Monday 27 September 2004

More on that video.

DumbJon seems broadly to agree with my post about the video of Eugene Armstrong's last moments. Laban has posted a thoughtful response to us both.

Although Jon may be right in thinking that the execution footage shown on prime time news might shock a few guardianistas out of their complacency, the people looking for this video are "FHM types who pore through the telephone sex line ads later. It's a completely different audience."


I agree: there is a significant difference between people who might have the video thrust in front of them over dinner and people who go actively trying to find it. I just don't think that the existence of deviants should be our prime motivator. The way I see it is that we know for a fact that there are people out there who think that putting Jews in concentration camps was a brilliant idea. Presumably, some of these people actually enjoy the footage of the camps. Just as that footage disgusts most of us, I have no doubt that it also serves as a valuable recruitment tool amongst Nazis — a lot of people are simply sadistic, and movements like Nazism have always been adept at recruiting on that basis. But I don't see that any of these facts are reasons to ban or suppress the footage.

I just want to reiterate some points I made in the comments of the last post. Firstly, I think that attitudes of the scum who are interested in the video for purely voyeuristic reasons will change dramatically when there's a major attack closer to home. It's harder to find a video of a gruesome murder enjoyable when the murderers are the same guys who killed your girlfriend. Puts it in a new light.

Secondly, all of these things could have been said about Isreali footage of the Intifada. The photos of the aftermath of bus bombs were utterly sickening: plenty in there to satisfy the prurient desires of those who like a bit of real-life gore. And the effect it had in Israel was to turn the Israeli Left against the path of appeasement and to galvanise support for military action against Arafat and the PA. Of course, it doesn't seem to have had the same effect on non-Israelis. That ties in with my first point: when the footage you're seeing involves people like you, the effect is different. Sooner or later, there will be a major atrocity on British soil. We should be preparing for that, and that means a willingness to look at what happens.

Thirdly, all the same points apply to the footage of 9/11, in which we see thousands of people, rather than just one, murdered. Should that footage be suppressed? I don't think so.

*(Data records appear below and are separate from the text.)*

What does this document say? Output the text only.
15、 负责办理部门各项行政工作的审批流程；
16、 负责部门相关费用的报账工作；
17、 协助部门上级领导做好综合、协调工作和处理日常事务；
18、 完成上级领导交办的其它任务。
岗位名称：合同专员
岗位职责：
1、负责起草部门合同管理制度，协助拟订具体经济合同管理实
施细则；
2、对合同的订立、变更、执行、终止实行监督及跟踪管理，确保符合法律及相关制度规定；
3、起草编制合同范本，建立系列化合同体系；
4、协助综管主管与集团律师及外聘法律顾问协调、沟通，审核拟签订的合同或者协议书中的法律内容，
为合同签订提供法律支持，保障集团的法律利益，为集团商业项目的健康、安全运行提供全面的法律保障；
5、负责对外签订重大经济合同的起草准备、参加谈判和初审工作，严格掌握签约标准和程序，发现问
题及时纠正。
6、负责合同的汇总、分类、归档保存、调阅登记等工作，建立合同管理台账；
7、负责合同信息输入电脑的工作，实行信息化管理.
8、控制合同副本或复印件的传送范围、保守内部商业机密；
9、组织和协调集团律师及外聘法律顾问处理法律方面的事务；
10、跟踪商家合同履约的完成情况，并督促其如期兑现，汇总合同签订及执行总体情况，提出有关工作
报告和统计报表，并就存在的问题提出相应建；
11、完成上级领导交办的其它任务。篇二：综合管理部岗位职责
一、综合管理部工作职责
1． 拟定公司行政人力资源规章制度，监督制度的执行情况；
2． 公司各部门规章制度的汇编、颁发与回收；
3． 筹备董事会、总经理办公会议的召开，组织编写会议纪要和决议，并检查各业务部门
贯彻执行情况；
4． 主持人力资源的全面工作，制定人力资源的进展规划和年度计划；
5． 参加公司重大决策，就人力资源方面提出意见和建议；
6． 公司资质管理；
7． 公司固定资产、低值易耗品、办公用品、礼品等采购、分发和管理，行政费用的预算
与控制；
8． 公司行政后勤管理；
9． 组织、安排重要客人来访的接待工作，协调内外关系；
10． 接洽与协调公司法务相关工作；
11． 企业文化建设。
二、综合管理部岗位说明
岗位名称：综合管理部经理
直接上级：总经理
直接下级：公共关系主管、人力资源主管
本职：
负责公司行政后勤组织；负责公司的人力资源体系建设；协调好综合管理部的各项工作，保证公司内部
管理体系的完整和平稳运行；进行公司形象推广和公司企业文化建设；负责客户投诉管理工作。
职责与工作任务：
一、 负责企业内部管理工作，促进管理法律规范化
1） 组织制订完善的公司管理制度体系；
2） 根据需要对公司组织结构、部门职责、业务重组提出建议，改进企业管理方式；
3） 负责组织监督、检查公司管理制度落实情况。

I have a point to make about the difference between this video and a snuff video, though I'm not entirely sure what bearing this distinction has on matters. With a snuff video, the video is the whole point: the victim has to be killed in order to make the video and hence make money; without the video, the victim would most likely not be killed. What the Islamists are creating here is of a different type: the death is the point. If they didn't have access to cameras, they'd kill the victim anyway. In fact, they do: the videos they release capture merely a fraction of their total murders.

I certainly do agree with Laban about this:

The Brit media - including the Sun, Mail and Telegraph are treating this as a massive human interest story with lots of thrilling political overtones. They aren't taking this war seriously.

Blanket media coverage is exactly what the bad guys want and exactly what we shouldn't give them. For the last week the issue and its spin-offs (Islamophobia again - and again and again, 'it's all Blair's fault' again and again) have dominated the papers and BBC. If there's any rationality among the kidnappers I can see the poor guy being kept alive for just as long as they can keep the front pages. On present form they could take a finger at a time and dominate the news till Christmas.


This is true. I was sickened by the press conference from Kenneth Bigley's poor mother. She is obviously being badly misled: some cynical bastard has told her that her son might be released in response to an emotional appeal; "If only they knew he had a family who love him, they would think twice about the consequences of their actions." What she should be told, hard as it may be, is that the people who have her son are certainly going to kill him and that it would be wise for her to start mourning now. Nobody on Earth has seen anything in the last three years to suggest that he stands any chance whatsoever of being released alive. The press conference was organised simply because it made such a great bit of footage for the TV news. I hope that whatever PR consultant thought that one up burns in hell.

Which is why I agree with DumbJon:

I would rather see [the beheading] on the news than the 'hostage pleading for his life' videos that the media show without any qualms.


Absolutely. But it doesn't look like the mainstream media are ever going to start covering this war properly. If they won't, someone else has to. There is more than one reason why that video's on the Net.